From a consumer perspective, this guideline is very sensible. However, the next logical step for Google would be to display a list of in-app purchase items with their respective costs on the Play Store page, as is already the case for the Apple App Store.Finally, Google specified the context in which advertising can be placed within apps:
- Ads must not simulate or impersonate the user interface of any app, or notification and warning elements of an operating system. It must be clear to the user which app each ad is associated with or implemented in.
As many commentators rightfully noted, this point strengthens the prohibition to use system-level mechanisms for advertising (already mentioned above).There is however an additional element within the paragraph: “Ads must not simulate or impersonate the user interface of any app”. Mobyaffiliates singled out the possibility for this amendment to have an impact on native mobile ads.
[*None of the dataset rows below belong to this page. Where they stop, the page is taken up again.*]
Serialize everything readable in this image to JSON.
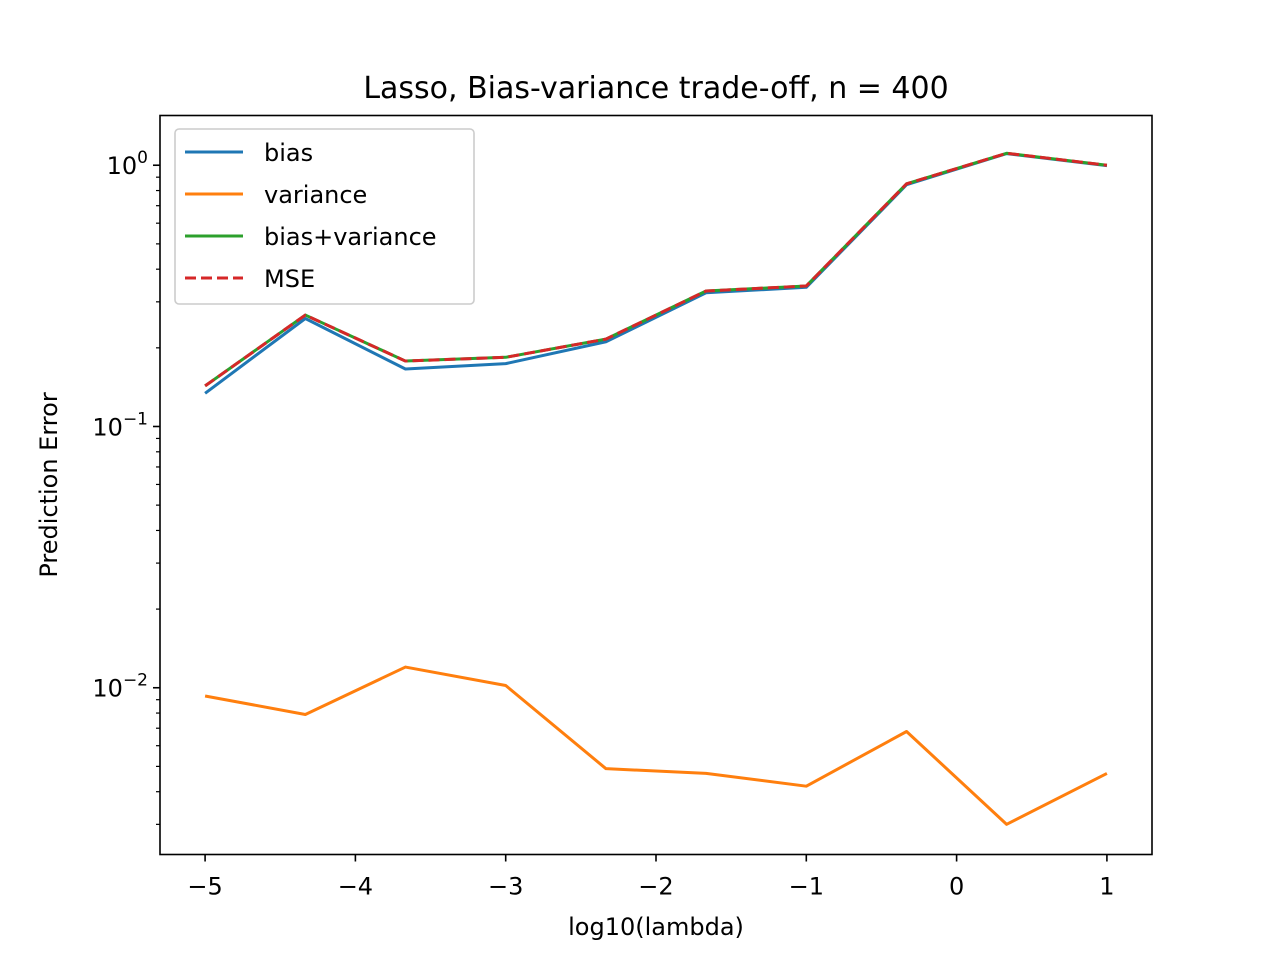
{
  "chart_data": {
    "type": "line",
    "title": "Lasso, Bias-variance trade-off, n = 400",
    "xlabel": "log10(lambda)",
    "ylabel": "Prediction Error",
    "yscale": "log",
    "xlim": [
      -5.3,
      1.3
    ],
    "ylim": [
      0.0023,
      1.55
    ],
    "x_ticks": [
      -5,
      -4,
      -3,
      -2,
      -1,
      0,
      1
    ],
    "x_tick_labels": [
      "−5",
      "−4",
      "−3",
      "−2",
      "−1",
      "0",
      "1"
    ],
    "y_ticks": [
      {
        "value": 1,
        "base": "10",
        "exp": "0"
      },
      {
        "value": 0.1,
        "base": "10",
        "exp": "−1"
      },
      {
        "value": 0.01,
        "base": "10",
        "exp": "−2"
      }
    ],
    "grid": false,
    "legend_position": "top-left",
    "x": [
      -5,
      -4.333,
      -3.667,
      -3,
      -2.333,
      -1.667,
      -1,
      -0.333,
      0.333,
      1
    ],
    "series": [
      {
        "name": "bias",
        "color": "#1f77b4",
        "dash": "solid",
        "values": [
          0.134,
          0.259,
          0.166,
          0.174,
          0.211,
          0.325,
          0.341,
          0.842,
          1.108,
          0.996
        ]
      },
      {
        "name": "variance",
        "color": "#ff7f0e",
        "dash": "solid",
        "values": [
          0.0093,
          0.0079,
          0.012,
          0.0102,
          0.0049,
          0.0047,
          0.0042,
          0.0068,
          0.003,
          0.0047
        ]
      },
      {
        "name": "bias+variance",
        "color": "#2ca02c",
        "dash": "solid",
        "values": [
          0.143,
          0.267,
          0.178,
          0.184,
          0.216,
          0.33,
          0.345,
          0.849,
          1.111,
          1.0
        ]
      },
      {
        "name": "MSE",
        "color": "#d62728",
        "dash": "dashed",
        "values": [
          0.143,
          0.267,
          0.178,
          0.184,
          0.216,
          0.33,
          0.345,
          0.849,
          1.111,
          1.0
        ]
      }
    ]
  }
}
The general purpose of native advertising is indeed to appear as seamless as possible within an app’s user interface.While this observation is relevant in light of Google’s latest policy update, we do not believe that this specific guideline is likely to cause a fundamental problem for native ads.First, and although it is no proof as such, Google pioneered online native advertising with search ads and is therefore in a good position to understand the value it brings for both publishers and users.Then, we believe native ads will stay clear of any criticisms that they might cause confusion for users at the condition that they “say their name” in order to be differentiated from the actual content of the app.In this regard, the Internet Advertising Bureau published a “Native Advertising Playbook”, in which they recommend specific terms of disclosure for various types of native ad units.Here is for example the recommended disclosure language for in-feed ads:
“Commonly used disclosure language for in-feed ads includes: “Advertisement” or “AD“ (Google, YouTube), “Promoted” or “Promoted by [brand]” (Twitter, Sharethrough), “Sponsored” or “Sponsored by [brand]” or “Sponsored Content” (LinkedIn, Yahoo), “Presented by [brand]” + “Featured Partner” tag (BuzzFeed, Huffington Post), and “Suggested Post” + a “Sponsored” tag (Facebook).”
Google and Facebook disclose search and in-feed ads with, respectively, the terms “Ad” and “Sponsored”:
With the mobile advertising industry maturing, there is a strong need to foster trust and transparency among all parties and separate the wheat from the chaff. Spammy and confusing techniques, such as system-level push notifications or app store redirects generate a terrible user experience and need to stop. In this sense, Google’s policy update goes in the right direction. Native ads however, if properly disclosed, currently represent the most user-friendly form of mobile advertising and should be embraced as such.